Hizo tanta fuerza hacia afuera que la mano se le puso roja como un tomate. Nada, era imposible. Probó a girarla hacia la derecha y hacia la izquierda, pero tampoco resultó. Sacudió el tarro con cuidado para no romperlo, pero la manita seguía sin querer salir de allí. Por último, intentó sujetarlo entre las piernas para inmovilizarlo y tirar del brazo, pero ni con esas.

Desesperado, se tiró al suelo y empezó a llorar amargamente. La mano seguía dentro del tarro y por si fuera poco, su madre estaba a punto de regresar y se temía que le iba a echar una bronca de campeonato ¡Menudo genio tenía su mamá cuando se enfadaba!

Un amigo que paseaba cerca de la casa, escuchó los llantos del chiquillo a través de la ventana. Como la puerta estaba abierta, entró sin ser invitado. Le encontró pataleando de rabia y fuera de control.

– ¡Hola! ¿Qué te pasa? Te he oído desde la calle.

– ¡Mira qué desgracia! ¡No puedo sacar la mano del tarro de los caramelos y yo me los quiero comer todos!

El amigo sonrió y tuvo muy claro qué decirle en ese momento de frustración.
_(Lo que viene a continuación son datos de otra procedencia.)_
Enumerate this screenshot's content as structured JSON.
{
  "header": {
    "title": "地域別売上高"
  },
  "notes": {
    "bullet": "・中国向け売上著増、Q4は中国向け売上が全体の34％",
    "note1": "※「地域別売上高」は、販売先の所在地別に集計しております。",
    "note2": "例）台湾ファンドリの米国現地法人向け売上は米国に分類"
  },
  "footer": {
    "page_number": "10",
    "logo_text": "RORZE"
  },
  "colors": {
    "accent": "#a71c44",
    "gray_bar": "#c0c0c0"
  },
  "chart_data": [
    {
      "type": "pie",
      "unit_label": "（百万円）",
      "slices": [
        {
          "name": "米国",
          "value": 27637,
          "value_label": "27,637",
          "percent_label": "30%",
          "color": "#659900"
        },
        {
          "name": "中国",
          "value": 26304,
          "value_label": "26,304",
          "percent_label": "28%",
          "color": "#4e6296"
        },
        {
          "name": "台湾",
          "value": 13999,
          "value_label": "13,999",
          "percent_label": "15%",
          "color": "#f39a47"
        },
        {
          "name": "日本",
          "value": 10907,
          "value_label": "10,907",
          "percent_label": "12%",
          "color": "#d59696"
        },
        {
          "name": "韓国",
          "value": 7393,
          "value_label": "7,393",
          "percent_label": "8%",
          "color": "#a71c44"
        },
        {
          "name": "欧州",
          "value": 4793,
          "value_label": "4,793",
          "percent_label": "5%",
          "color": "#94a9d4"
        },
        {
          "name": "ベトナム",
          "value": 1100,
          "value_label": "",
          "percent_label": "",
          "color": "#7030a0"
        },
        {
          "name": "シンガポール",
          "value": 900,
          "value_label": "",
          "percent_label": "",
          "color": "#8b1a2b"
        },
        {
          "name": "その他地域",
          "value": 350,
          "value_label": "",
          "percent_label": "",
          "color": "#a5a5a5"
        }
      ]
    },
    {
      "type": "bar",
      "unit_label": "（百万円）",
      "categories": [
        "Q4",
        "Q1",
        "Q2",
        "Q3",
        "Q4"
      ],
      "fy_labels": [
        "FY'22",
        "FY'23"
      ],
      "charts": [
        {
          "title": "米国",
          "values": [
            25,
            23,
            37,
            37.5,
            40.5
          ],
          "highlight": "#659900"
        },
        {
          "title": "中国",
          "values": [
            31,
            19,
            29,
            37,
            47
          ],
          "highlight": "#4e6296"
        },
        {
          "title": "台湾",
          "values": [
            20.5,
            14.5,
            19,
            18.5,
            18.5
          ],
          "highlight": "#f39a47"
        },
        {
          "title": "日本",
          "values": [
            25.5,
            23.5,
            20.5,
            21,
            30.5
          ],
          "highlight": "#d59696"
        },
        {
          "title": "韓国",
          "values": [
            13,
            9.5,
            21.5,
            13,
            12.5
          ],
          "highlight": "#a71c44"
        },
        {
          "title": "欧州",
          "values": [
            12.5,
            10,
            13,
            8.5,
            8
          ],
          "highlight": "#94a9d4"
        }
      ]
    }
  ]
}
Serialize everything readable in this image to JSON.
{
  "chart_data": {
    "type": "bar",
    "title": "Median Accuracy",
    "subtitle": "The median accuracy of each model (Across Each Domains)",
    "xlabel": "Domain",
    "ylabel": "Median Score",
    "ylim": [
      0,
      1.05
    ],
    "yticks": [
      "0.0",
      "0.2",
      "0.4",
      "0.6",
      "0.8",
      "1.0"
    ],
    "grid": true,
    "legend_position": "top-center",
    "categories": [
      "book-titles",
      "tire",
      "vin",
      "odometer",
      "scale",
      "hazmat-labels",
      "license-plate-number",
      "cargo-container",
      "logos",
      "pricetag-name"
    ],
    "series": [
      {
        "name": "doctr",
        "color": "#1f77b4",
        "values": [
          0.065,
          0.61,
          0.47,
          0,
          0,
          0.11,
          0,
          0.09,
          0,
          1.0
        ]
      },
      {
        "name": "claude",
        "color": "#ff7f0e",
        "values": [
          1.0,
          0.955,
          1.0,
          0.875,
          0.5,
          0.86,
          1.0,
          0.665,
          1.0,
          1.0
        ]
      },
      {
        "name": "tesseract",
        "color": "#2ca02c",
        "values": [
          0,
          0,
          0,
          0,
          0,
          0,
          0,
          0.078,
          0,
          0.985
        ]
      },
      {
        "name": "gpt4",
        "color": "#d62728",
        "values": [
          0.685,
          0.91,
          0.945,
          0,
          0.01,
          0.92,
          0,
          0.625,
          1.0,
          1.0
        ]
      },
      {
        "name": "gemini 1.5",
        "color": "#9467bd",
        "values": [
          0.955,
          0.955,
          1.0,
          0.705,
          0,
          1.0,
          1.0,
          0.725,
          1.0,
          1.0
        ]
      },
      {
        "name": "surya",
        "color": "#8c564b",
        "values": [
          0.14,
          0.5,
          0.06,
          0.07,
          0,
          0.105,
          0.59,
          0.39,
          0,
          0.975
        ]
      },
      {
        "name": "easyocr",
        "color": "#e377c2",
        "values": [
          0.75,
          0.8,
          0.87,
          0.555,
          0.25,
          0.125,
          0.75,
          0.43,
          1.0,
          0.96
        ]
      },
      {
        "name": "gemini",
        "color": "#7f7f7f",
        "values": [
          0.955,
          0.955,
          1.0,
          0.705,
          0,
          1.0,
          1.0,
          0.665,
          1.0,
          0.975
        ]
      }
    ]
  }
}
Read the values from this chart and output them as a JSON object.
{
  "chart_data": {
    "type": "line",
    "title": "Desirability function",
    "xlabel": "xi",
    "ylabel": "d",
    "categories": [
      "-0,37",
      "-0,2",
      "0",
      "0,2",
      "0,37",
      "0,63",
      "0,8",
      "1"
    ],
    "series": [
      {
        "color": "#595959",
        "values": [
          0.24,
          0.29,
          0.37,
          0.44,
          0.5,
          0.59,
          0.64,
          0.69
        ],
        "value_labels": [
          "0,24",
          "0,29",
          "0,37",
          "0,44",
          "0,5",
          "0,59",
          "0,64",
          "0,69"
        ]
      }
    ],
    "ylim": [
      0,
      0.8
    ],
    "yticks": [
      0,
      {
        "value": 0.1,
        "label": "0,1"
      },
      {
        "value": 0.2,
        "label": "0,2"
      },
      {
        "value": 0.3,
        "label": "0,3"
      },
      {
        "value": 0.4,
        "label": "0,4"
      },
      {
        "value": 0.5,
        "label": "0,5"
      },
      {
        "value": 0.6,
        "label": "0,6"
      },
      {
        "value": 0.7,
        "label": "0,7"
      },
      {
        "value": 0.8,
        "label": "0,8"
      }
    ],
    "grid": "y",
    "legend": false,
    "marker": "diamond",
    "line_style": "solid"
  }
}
– La solución es más fácil de lo que tú te piensas. Suelta algunos caramelos del puño y confórmate sólo con la mitad. Tendrás caramelos de sobra y podrás sacar la mano del cuello del recipiente.

El niño así lo hizo. Se desprendió de la mitad de ellos y su manita salió con facilidad. Se secó las lágrimas y cuando se le pasó el disgusto, compartió los dulces con su amigo.